Dans le royaume de ce peuple de L’Odyssée, un « lieu hors du temps », les techniques offrent une « satisfaction immédiate » aux désirs et aux desseins ; elles n’introduisent pas une « distance » entre le sujet et l’objet mais procurent « une jouissance instantanée et permanente ». Elles ne sont donc pas un moyen pour la vie, mais semblent être participer de sa substance même. En complément, une note du même livre signale que les « penseurs des nouvelles technologies en Californie » voient aujourd’hui dans le festival de musique de Woodstock une inspiration pour la création d’une « communauté idéale et virtuelle dans une communication rapide, guidée par la seule pensée, comme les bateaux des Phéaciens ». Enfin, il est dit que la destinée de ce pays, cette île que caractérise donc l’emploi jouissif de la technique, est de disparaître sous une montagne, car il est « inactuel ».


Cela m’a donné à penser que, si le suffixe -logie provient du mot logos, qui signifie « étude, discours », il implique aussi bien, mais cette fois sans déroger à la conscience du scientifique, la jouissance du moyen. À propos de la jouissance, il n’y aurait pas grand mal à conserver couramment l’antique conscience, même plus ou moins nette, de la vanité qu’il y a à en absolutiser le sens ; pas de mal à sourire de sa précarité, même tristement. Mais il y a un autre glissement que trahit l’abus du mot technologie, glissement non pas sémantique mais fonctionnel chez ses « penseurs » et qui voudrait nous situer dans un monde de magie à l’instar de chez les Phéaciens. Alors qu’il ne devrait que dire l’application, la mise en branle, le commentaire des moyens que constitue la technique, ce mot se substitue à elle, la gonfle, non par souci rhétorique mais pour que, dès l’apparition mentale de l’image
d’un objet désiré, les moyens pour l’obtenir ne soient plus utilité mais jouissance immédiate de cet objet. S’ensuit l’écroulement de tout un processus de construction de soi-même par résolution du désir. Avec la « distance », dans la quête d’un objet qui, en l’occurrence, est la « communauté » c’est la perspective, l’urbanité même qui seraient abolies. Abolition, non pas de la chose ou de l’espace concret, mais de cette distance qui est comme la matière du désir et que tout projet humain à la fois met et résout techniquement, avec art, entre son but et sa représentation même, son image, ou sa scène, qui sont dispositifs construits ou à construire.
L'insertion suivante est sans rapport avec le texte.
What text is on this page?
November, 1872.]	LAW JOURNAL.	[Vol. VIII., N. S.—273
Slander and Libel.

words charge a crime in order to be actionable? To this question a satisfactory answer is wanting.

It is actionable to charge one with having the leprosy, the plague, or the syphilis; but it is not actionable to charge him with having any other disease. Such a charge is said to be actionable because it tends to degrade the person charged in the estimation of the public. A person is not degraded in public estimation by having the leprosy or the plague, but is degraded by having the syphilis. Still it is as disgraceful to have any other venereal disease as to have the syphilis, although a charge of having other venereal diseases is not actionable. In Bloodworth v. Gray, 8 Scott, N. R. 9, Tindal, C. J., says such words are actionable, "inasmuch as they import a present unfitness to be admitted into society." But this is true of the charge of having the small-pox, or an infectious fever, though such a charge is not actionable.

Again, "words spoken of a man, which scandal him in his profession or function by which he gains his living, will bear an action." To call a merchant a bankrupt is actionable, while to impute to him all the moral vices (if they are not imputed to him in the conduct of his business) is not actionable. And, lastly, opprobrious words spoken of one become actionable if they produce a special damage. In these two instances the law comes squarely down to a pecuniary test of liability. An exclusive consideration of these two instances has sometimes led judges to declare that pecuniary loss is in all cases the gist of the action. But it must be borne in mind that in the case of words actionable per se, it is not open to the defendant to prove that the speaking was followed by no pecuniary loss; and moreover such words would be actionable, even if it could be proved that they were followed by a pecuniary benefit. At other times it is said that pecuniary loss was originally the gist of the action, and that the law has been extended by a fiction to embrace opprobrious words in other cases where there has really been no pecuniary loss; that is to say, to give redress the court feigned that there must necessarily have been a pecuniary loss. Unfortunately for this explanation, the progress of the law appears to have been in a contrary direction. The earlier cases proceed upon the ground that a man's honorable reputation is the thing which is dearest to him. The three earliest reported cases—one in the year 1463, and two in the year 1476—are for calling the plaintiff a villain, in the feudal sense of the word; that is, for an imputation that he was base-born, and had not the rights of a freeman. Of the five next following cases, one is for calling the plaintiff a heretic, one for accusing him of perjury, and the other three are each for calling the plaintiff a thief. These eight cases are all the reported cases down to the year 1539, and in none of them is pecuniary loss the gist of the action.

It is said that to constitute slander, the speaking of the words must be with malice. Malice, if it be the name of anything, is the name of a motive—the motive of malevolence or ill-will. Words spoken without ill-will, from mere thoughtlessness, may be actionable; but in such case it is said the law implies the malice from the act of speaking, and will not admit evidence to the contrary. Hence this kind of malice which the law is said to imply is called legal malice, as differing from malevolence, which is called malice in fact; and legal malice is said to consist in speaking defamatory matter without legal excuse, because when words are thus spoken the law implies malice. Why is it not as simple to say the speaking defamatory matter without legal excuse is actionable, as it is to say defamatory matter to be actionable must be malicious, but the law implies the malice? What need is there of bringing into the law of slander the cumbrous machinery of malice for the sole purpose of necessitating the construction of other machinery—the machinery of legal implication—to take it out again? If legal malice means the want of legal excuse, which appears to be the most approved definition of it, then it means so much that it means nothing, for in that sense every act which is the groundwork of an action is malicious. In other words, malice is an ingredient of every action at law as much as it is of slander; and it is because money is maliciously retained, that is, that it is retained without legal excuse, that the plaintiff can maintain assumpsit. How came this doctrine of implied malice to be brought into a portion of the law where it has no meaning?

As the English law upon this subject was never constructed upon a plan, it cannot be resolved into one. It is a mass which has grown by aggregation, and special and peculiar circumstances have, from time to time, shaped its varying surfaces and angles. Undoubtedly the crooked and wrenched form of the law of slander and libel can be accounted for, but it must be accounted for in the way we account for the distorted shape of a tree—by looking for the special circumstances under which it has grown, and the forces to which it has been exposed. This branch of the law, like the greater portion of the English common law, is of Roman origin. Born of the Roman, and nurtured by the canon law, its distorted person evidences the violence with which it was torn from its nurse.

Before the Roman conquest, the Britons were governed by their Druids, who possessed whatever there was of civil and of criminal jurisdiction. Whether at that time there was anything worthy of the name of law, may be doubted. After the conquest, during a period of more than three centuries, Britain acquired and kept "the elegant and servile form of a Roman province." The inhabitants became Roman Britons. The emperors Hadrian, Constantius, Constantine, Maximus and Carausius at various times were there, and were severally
Et abandon de la tentative de définir, de narrer pour ne pas en être dupe, à fortiori d’interpréter, le rêve du transport dans cette « communauté idéale ». En effet l’enjeu latent n’est pas mince, à penser un avatar des unions, des mondes, des paradis, des spiritualités les plus extatiques de nos cultures2, mais sous les oripeaux simplifiés à l’extrême de la propagande communicationnelle et de la croyance dans ses mots —où la précision de virtuelle a tout d’une précaution contractuelle.
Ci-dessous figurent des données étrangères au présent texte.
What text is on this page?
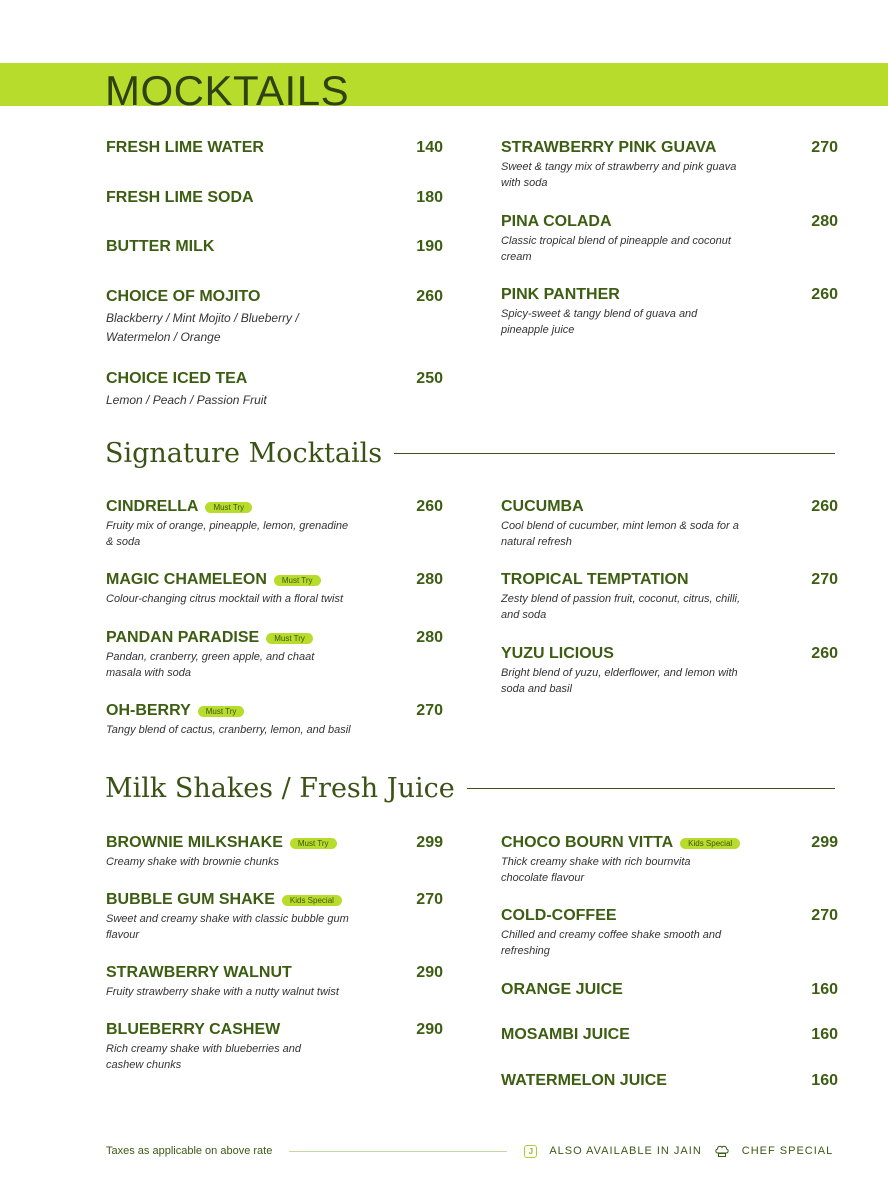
MOCKTAILS
FRESH LIME WATER	140
FRESH LIME SODA	180
BUTTER MILK	190
CHOICE OF MOJITO	260
Blackberry / Mint Mojito / Blueberry / Watermelon / Orange
CHOICE ICED TEA	250
Lemon / Peach / Passion Fruit
STRAWBERRY PINK GUAVA	270
Sweet & tangy mix of strawberry and pink guava with soda
PINA COLADA	280
Classic tropical blend of pineapple and coconut cream
PINK PANTHER	260
Spicy-sweet & tangy blend of guava and pineapple juice
Signature Mocktails
CINDRELLA	Must Try	260
Fruity mix of orange, pineapple, lemon, grenadine & soda
MAGIC CHAMELEON	Must Try	280
Colour-changing citrus mocktail with a floral twist
PANDAN PARADISE	Must Try	280
Pandan, cranberry, green apple, and chaat masala with soda
OH-BERRY	Must Try	270
Tangy blend of cactus, cranberry, lemon, and basil
CUCUMBA	260
Cool blend of cucumber, mint lemon & soda for a natural refresh
TROPICAL TEMPTATION	270
Zesty blend of passion fruit, coconut, citrus, chilli, and soda
YUZU LICIOUS	260
Bright blend of yuzu, elderflower, and lemon with soda and basil
Milk Shakes / Fresh Juice
BROWNIE MILKSHAKE	Must Try	299
Creamy shake with brownie chunks
BUBBLE GUM SHAKE	Kids Special	270
Sweet and creamy shake with classic bubble gum flavour
STRAWBERRY WALNUT	290
Fruity strawberry shake with a nutty walnut twist
BLUEBERRY CASHEW	290
Rich creamy shake with blueberries and cashew chunks
CHOCO BOURN VITTA	Kids Special	299
Thick creamy shake with rich bournvita chocolate flavour
COLD-COFFEE	270
Chilled and creamy coffee shake smooth and refreshing
ORANGE JUICE	160
MOSAMBI JUICE	160
WATERMELON JUICE	160
Taxes as applicable on above rate	J	ALSO AVAILABLE IN JAIN	CHEF SPECIAL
On parle de répandre à l’école l’apprentissage de la programmation numérique — une technique, et technologie s’il en est —, comme s’il avait fallu naguère savoir construire un téléphone ou une voiture de même que l’on apprenait l’écriture, la lecture et le calcul. Ou que sais-je, conditionner le droit d’admirer la Joconde à la science de peindre. S’étonner de ce bouleversement des choix éducatifs et de leur sens n’empêche pas au moins de s’enquérir du décalage entre la technique au temps jadis et la technique aujourd’hui, et j’accepte que l’on m’explique que son concept a évolué — et que le cours de technologie enseigne l’étude bien comprise des techniques. Ou bien au contraire qu’il perdure, car il est frappant que la réflexion sur la technique dans un contexte donné conduit bien souvent, au moins depuis Homère, à considérer le fantasme qu’elle est abolie en tant que médiatrice pour devenir jouissance, et que c’est dans notre rapport à elle que ce fantasme se fait jour.


Lorsque je vois et entends, sur un écran de poche, l’image filmée et le son de la voix de ma fille qui est en Australie, qui me parle et à qui je parle en même temps, sans délai, « en temps réel », comme on dit aussi, eh bien il est hélas plus facile, et presque imbécile, de reconnaître que la chair de ma chair n’est pas ici avec moi, avec nous, le jour de Noël, que de comprendre ce que recouvre cette soi-disant nouvelle réalité du temps. Mais c’est aussi plus simple, et plus profondément, réellement utile. La méditation la plus ordinaire, comme la rêverie sur le regret de l’absente, mène à une morale de la modestie dans l’usage des techniques.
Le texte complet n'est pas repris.